Str shows that there are 101332 observations of 22 variables in the Batting data set.
head(Batting)
## playerID yearID stint teamID lgID G AB R H X2B X3B HR RBI SB CS BB
## 1 abercda01 1871 1 TRO NA 1 4 0 0 0 0 0 0 0 0 0
## 2 addybo01 1871 1 RC1 NA 25 118 30 32 6 0 0 13 8 1 4
## 3 allisar01 1871 1 CL1 NA 29 137 28 40 4 5 0 19 3 1 2
## 4 allisdo01 1871 1 WS3 NA 27 133 28 44 10 2 2 27 1 1 0
## 5 ansonca01 1871 1 RC1 NA 25 120 29 39 11 3 0 16 6 2 2
## 6 armstbo01 1871 1 FW1 NA 12 49 9 11 2 1 0 5 0 1 0
## SO IBB HBP SH SF GIDP
## 1 0 NA NA NA NA NA
## 2 0 NA NA NA NA NA
## 3 5 NA NA NA NA NA
## 4 2 NA NA NA NA NA
## 5 1 NA NA NA NA NA
## 6 1 NA NA NA NA NA
Head shows the first six lines of data and the headings for the Batting data set.
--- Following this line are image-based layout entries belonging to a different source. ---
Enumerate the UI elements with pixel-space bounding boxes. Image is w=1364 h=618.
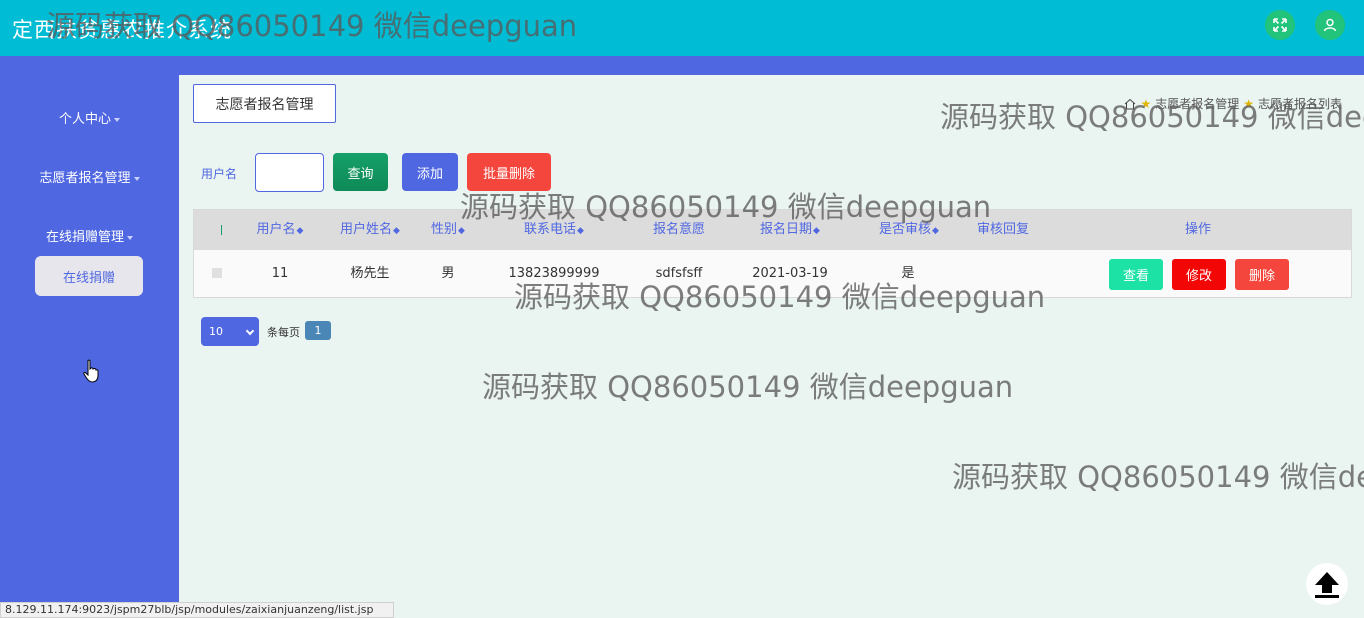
sidebar-item-volunteer[interactable]: 志愿者报名管理 xyxy=(0,167,179,186)
caret-down-icon xyxy=(133,176,140,181)
column-header-intention: 报名意愿 xyxy=(652,222,705,237)
batch-delete-button[interactable]: 批量删除 xyxy=(467,153,551,191)
column-header-date[interactable]: 报名日期◆ xyxy=(754,210,826,250)
header-band xyxy=(0,56,1364,75)
submenu-online-donation[interactable]: 在线捐赠 xyxy=(35,256,143,296)
row-checkbox[interactable] xyxy=(212,268,222,278)
username-search-input[interactable] xyxy=(255,153,324,192)
header-label: 性别 xyxy=(431,222,458,237)
page-number-button[interactable]: 1 xyxy=(305,321,331,340)
username-label: 用户名 xyxy=(201,167,238,181)
status-bar-url: 8.129.11.174:9023/jspm27blb/jsp/modules/… xyxy=(0,602,394,618)
table-row: 11 杨先生 男 13823899999 sdfsfsff 2021-03-19… xyxy=(194,250,1351,297)
cell-gender: 男 xyxy=(441,266,455,281)
section-title-button[interactable]: 志愿者报名管理 xyxy=(193,84,336,123)
chevron-down-icon xyxy=(245,326,255,336)
arrow-up-icon xyxy=(1315,572,1339,598)
column-header-gender[interactable]: 性别◆ xyxy=(428,210,468,250)
sidebar-item-personal-center[interactable]: 个人中心 xyxy=(0,108,179,127)
sort-icon: ◆ xyxy=(577,226,584,236)
cell-intention: sdfsfsff xyxy=(655,266,703,281)
header-label: 联系电话 xyxy=(524,222,577,237)
breadcrumb: ★ 志愿者报名管理 ★ 志愿者报名列表 xyxy=(1124,95,1342,112)
cell-reply xyxy=(970,250,1036,297)
column-header-reviewed[interactable]: 是否审核◆ xyxy=(874,210,944,250)
sidebar-item-label: 在线捐赠管理 xyxy=(45,230,124,245)
header-label: 用户名 xyxy=(256,222,296,237)
sort-icon: ◆ xyxy=(458,226,465,236)
sidebar-item-donation[interactable]: 在线捐赠管理 xyxy=(0,226,179,245)
main-content: 志愿者报名管理 ★ 志愿者报名管理 ★ 志愿者报名列表 用户名 查询 添加 批量… xyxy=(179,75,1364,618)
select-all-checkbox[interactable] xyxy=(221,225,222,235)
sidebar-item-label: 个人中心 xyxy=(58,112,111,127)
cell-name: 杨先生 xyxy=(350,266,390,281)
user-icon xyxy=(1323,18,1337,32)
per-page-label: 条每页 xyxy=(267,326,300,339)
query-button[interactable]: 查询 xyxy=(333,153,388,191)
sort-icon: ◆ xyxy=(932,226,939,236)
breadcrumb-item: 志愿者报名列表 xyxy=(1257,97,1342,111)
home-icon xyxy=(1125,98,1136,109)
delete-button[interactable]: 删除 xyxy=(1235,259,1289,290)
star-icon: ★ xyxy=(1243,96,1254,111)
cell-reviewed: 是 xyxy=(901,266,915,281)
header-label: 用户姓名 xyxy=(340,222,393,237)
column-header-name[interactable]: 用户姓名◆ xyxy=(336,210,404,250)
cell-phone: 13823899999 xyxy=(508,266,600,281)
cell-username: 11 xyxy=(271,266,289,281)
sidebar-item-label: 志愿者报名管理 xyxy=(39,171,131,186)
column-header-reply: 审核回复 xyxy=(976,222,1029,237)
view-button[interactable]: 查看 xyxy=(1109,259,1163,290)
sort-icon: ◆ xyxy=(393,226,400,236)
header-label: 报名日期 xyxy=(760,222,813,237)
page-size-select[interactable]: 10 xyxy=(201,317,259,346)
expand-arrows-icon xyxy=(1273,18,1287,32)
user-button[interactable] xyxy=(1315,10,1345,40)
breadcrumb-item[interactable]: 志愿者报名管理 xyxy=(1155,95,1239,112)
sort-icon: ◆ xyxy=(813,226,820,236)
column-header-phone[interactable]: 联系电话◆ xyxy=(518,210,590,250)
fullscreen-button[interactable] xyxy=(1265,10,1295,40)
sort-icon: ◆ xyxy=(296,226,304,236)
data-table: 用户名◆ 用户姓名◆ 性别◆ 联系电话◆ 报名意愿 报名日期◆ 是否审核◆ 审核… xyxy=(193,209,1352,298)
add-button[interactable]: 添加 xyxy=(402,153,458,191)
column-header-actions: 操作 xyxy=(1184,222,1211,237)
header-label: 是否审核 xyxy=(879,222,932,237)
pointer-cursor-icon xyxy=(83,359,99,383)
star-icon: ★ xyxy=(1140,96,1152,111)
edit-button[interactable]: 修改 xyxy=(1172,259,1226,290)
caret-down-icon xyxy=(114,117,120,122)
top-header: 定西扶贫惠农推介系统 xyxy=(0,0,1364,56)
back-to-top-button[interactable] xyxy=(1306,563,1348,605)
column-header-username[interactable]: 用户名◆ xyxy=(254,210,306,250)
app-title: 定西扶贫惠农推介系统 xyxy=(12,18,232,42)
sidebar: 个人中心 志愿者报名管理 在线捐赠管理 在线捐赠 xyxy=(0,75,179,618)
cell-date: 2021-03-19 xyxy=(752,266,828,281)
table-header: 用户名◆ 用户姓名◆ 性别◆ 联系电话◆ 报名意愿 报名日期◆ 是否审核◆ 审核… xyxy=(194,210,1351,250)
page-size-value: 10 xyxy=(209,325,223,338)
caret-down-icon xyxy=(127,235,133,240)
max(Batting$X3B, na.rm = TRUE)
## [1] 36
Max shows the maximum number of triples hit in that season.
Batting[max(Batting$X3B, na.rm = TRUE),]$playerID
## [1] "ewellge01"
Batting[max(Batting$X3B, na.rm = TRUE),]$yearID
## [1] 1871
Most of the two lines of code above are the same, finding the max number of triples hit by a single player, with the only difference being displaying either the playerID or the yearID.